Dois antigos militares norte-americanos foram condenados a 20 anos de prisão na Venezuela por participarem numa incursão ilegal no Estado venezuelano numa operação denominada GEDEÓN, em maio de 2020.

De acordo com informações em primeira mão fornecidas pelo Procurador-Geral da Venezuela, Tarek William Saab, na sua conta no Twitter, durante a audiência preliminar os acusados, os cidadãos norte-americanos Luke Denman e Airan Berry confessaram “a sua responsabilidade nos factos”, acrescentando que “estes homens admitiram ter cometido crimes de conspiração, associação, tráfico ilícito de armas de guerra e terrorismo”, crimes puníveis ao abrigo do código penal da Venezuela.

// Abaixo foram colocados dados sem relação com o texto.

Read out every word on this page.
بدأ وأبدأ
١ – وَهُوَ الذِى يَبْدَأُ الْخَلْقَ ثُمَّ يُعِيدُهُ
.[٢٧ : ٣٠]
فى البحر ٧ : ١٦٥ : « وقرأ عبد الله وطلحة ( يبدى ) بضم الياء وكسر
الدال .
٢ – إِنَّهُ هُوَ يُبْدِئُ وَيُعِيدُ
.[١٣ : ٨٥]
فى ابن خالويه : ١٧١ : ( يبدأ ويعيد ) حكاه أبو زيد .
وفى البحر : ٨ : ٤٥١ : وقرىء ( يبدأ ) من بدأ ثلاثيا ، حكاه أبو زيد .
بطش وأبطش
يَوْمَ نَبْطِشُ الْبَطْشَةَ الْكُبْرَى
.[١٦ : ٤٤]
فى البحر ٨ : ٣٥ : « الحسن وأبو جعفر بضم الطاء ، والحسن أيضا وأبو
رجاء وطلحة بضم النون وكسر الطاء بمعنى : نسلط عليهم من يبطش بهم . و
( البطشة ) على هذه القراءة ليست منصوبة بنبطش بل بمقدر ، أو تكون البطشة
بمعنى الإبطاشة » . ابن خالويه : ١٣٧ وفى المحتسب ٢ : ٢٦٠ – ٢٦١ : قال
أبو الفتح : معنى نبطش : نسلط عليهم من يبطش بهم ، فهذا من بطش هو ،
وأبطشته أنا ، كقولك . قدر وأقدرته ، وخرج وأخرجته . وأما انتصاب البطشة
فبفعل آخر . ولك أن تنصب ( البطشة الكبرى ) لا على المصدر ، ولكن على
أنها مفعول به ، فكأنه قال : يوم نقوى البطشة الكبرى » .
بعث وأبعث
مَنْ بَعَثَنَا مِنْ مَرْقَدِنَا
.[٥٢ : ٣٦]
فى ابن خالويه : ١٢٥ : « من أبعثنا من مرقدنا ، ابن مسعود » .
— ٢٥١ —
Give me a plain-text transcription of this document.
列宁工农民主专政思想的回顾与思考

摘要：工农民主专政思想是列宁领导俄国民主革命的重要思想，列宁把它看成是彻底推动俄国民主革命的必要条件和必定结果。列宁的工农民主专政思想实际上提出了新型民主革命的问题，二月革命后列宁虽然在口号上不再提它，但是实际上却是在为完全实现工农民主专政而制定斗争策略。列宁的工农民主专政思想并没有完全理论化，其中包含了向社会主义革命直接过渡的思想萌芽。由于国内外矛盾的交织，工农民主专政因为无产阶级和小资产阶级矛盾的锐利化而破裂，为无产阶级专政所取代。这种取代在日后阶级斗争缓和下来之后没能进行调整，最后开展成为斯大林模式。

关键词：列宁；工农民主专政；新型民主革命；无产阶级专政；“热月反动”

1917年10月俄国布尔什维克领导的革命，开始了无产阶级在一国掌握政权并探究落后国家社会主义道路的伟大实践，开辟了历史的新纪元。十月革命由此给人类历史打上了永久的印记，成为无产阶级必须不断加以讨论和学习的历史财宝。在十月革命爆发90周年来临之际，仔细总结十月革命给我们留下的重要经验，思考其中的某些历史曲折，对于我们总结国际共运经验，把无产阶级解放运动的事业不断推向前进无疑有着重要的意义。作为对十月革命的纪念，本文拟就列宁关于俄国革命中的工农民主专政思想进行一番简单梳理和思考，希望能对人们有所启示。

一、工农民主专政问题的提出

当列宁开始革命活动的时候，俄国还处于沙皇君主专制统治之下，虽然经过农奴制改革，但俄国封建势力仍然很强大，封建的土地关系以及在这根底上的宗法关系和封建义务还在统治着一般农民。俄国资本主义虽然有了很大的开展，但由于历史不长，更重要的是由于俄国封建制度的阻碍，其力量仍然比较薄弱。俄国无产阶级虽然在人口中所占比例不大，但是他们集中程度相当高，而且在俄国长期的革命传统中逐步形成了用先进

Mark, irmão de um dos detidos catalogados como mercenários pelo atual governo da Venezuela, numa entrevista exclusiva e esclareceu a situação atual dos detidos, as ações a serem tomadas para conseguir a sua libertação e se os rumores que circulam à velocidade da luz sobre se poderiam ser trocados pelo diplomata Alex Saab, que está detido nos EUA sob uma única acusação de branqueamento de capitais, são verdadeiros.

Como descobriu que o seu irmão, Luke Denman, estava detido na Venezuela?

Bem, quando eu falei com ele antes disto e ele disse-me que estava na Colômbia. Obviamente, estava curioso e perguntei-lhe o que estava a fazer na Colômbia. A última vez que falei com ele, ele disse-me que estava a tirar algumas competências subaquáticas e certificações de cursos como soldadura subaquática, etc. Então, bem, ele disse-me que estava na Colômbia a treinar alguns venezuelanos. Claro que eu estava curioso em saber mais e ele disse: “É uma missão apoiada pelos EUA que apoia o legítimo presidente da Venezuela, Juan Guaidó, ele próprio reconhecido pelos Estados Unidos”.

Sempre fui muito cético em relação a este tipo de contratos. Eu disse, se estiveres a operar como soldado e se não tiveres a bandeira dos EUA no braço e se as coisas não correrem bem, podem abandonar-te. Disse-lhe que ele não era importante e sou muito mais cínico e crítico em relação ao governo e ao seu funcionamento. Ele é muito mais patriota e acredita na missão e na democracia e em tudo isso. Então, disse-lhe que espero que tenhas cuidado e ele disse: “Temos o suporte e apoio do governo dos Estados Unidos. Está tudo bem”.

Mas como é que descobre a detenção do seu irmão?

Bem, passa algum tempo e eu estou a ver as notícias sobre a Venezuela. E vejo que….você sabe…. Maduro afirma ter repelido uma invasão dos EUA a 4 de maio. Foi aí que eu disse: “Isto não pode ser bom”. Então fui ver o
Twitter e todo este tipo de coisas para tentar ter uma noção do que se estava a passar. Se isso era, (relativo ao meu irmão) eu nem sequer sabia na altura. Quer fosse acerca dele ou não, presumi que fosse porque ele está a trabalhar nessa área e depois aconteceu algo. Vi no Twitter um repórter com um monte de sacos de cadáveres na parte de trás de uma carrinha. E eu não sabia se ele estava lá ou não. Demorei algum tempo a falar com os meus pais sobre esta situação, esperei um pouco até obter mais informações. Queria pelo menos poder dizer-lhes se ele estava vivo ou morto ou o que se estava a passar.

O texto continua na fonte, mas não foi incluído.